In Review: Diana Pops – For Bright Minds In Dark Corners
Canadian singer/songwriter Diana Pops makes a provocative and promising first impression with her recently released debut EP, For Bright Minds In Dark Corners.
With her own rich piano playing at the forefront, she draws on rock, classical and melodic-pop elements to evoke a warm, sullen vibe, giving the four songs on this disc a unifying, austere distinction. Likewise, her voice is impassioned and in rendering some rather introspective lyrics, as in the opener, “Light My Cigarette,” she compares to the likes of Rachael Yamagata or perhaps Sarah McLachlan circa “Possession.”

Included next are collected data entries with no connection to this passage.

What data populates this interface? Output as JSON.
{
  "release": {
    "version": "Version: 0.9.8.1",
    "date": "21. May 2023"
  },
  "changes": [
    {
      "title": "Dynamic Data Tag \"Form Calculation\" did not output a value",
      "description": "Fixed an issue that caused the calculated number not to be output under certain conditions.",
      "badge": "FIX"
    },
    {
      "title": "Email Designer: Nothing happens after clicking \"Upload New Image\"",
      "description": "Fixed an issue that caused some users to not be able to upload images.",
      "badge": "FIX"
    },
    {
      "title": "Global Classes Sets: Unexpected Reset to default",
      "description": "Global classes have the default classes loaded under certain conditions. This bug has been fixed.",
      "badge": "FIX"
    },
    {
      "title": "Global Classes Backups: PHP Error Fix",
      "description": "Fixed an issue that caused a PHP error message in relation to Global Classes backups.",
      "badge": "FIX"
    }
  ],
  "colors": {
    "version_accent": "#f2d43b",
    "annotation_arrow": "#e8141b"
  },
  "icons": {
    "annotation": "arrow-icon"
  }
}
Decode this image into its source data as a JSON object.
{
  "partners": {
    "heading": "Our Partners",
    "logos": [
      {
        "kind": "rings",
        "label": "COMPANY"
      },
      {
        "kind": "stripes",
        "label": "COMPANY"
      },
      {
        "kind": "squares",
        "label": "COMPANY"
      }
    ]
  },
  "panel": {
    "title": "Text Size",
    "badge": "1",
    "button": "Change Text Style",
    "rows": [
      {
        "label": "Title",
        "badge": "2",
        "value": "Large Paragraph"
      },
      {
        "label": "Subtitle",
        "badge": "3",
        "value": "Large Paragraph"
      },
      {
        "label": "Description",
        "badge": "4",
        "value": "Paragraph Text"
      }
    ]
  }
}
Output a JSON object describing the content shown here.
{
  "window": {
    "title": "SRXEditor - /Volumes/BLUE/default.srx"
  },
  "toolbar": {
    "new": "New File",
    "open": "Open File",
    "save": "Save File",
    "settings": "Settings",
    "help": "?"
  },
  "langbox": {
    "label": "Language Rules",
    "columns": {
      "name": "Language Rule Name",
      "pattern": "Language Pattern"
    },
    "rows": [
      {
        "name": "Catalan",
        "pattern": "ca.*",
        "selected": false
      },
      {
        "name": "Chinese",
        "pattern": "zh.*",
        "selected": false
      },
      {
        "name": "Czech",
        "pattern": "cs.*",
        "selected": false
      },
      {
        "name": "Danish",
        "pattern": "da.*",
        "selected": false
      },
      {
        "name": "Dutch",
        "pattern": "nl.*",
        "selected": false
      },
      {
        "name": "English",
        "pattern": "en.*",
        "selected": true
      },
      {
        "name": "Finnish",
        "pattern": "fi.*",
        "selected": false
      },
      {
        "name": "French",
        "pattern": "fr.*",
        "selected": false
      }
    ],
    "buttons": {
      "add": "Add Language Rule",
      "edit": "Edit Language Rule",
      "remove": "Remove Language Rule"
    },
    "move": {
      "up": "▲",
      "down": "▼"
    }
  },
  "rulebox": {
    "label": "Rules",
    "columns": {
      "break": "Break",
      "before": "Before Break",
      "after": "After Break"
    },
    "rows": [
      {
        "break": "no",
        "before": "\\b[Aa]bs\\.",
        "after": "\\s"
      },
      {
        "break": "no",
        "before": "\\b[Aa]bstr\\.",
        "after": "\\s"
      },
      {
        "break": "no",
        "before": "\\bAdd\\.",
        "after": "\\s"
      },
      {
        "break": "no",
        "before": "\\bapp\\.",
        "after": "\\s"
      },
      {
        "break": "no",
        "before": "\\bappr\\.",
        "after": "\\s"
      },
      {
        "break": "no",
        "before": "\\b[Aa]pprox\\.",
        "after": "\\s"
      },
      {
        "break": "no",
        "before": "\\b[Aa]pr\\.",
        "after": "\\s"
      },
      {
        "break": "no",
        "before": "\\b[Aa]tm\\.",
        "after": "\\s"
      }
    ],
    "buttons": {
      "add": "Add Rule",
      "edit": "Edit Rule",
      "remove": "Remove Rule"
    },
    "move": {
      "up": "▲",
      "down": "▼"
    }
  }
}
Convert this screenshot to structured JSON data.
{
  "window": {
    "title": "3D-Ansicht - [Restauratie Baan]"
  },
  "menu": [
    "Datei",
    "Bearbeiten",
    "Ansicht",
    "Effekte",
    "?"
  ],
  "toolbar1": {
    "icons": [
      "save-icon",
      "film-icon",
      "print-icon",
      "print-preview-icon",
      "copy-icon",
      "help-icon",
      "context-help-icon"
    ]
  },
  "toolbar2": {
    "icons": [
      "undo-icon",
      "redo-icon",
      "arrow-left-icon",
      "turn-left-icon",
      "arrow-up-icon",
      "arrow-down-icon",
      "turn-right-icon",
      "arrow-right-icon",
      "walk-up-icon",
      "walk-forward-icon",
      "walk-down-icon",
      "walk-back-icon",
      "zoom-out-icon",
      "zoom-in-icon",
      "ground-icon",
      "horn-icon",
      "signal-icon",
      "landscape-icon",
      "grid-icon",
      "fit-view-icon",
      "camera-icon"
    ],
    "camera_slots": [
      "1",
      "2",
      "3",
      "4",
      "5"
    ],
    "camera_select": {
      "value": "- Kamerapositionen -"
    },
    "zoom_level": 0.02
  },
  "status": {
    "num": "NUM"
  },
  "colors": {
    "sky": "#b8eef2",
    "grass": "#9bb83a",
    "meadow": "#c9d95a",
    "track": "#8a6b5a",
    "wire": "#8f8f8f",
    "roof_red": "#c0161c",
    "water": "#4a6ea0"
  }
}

Clearly Diana Pops takes the craft of songwriting seriously, and as a result these tracks tend to come across as sophisticated, soulful compositions. “The End Begins” makes for a fine example of this, as the artist engages a cadenced, almost trance-like rhythm with flourishing piano accompaniment. Most impressive and affecting, though, is “Silver Ship,” a tour de force which starts out like a sonata and builds — gradually incorporating strings and percussion along the way — toward a powerful resolution that is at turns epic and intimate.
And so even at its brevity, this set reveals an intriguing, gifted artist with an encouraging future ahead. Highly recommended.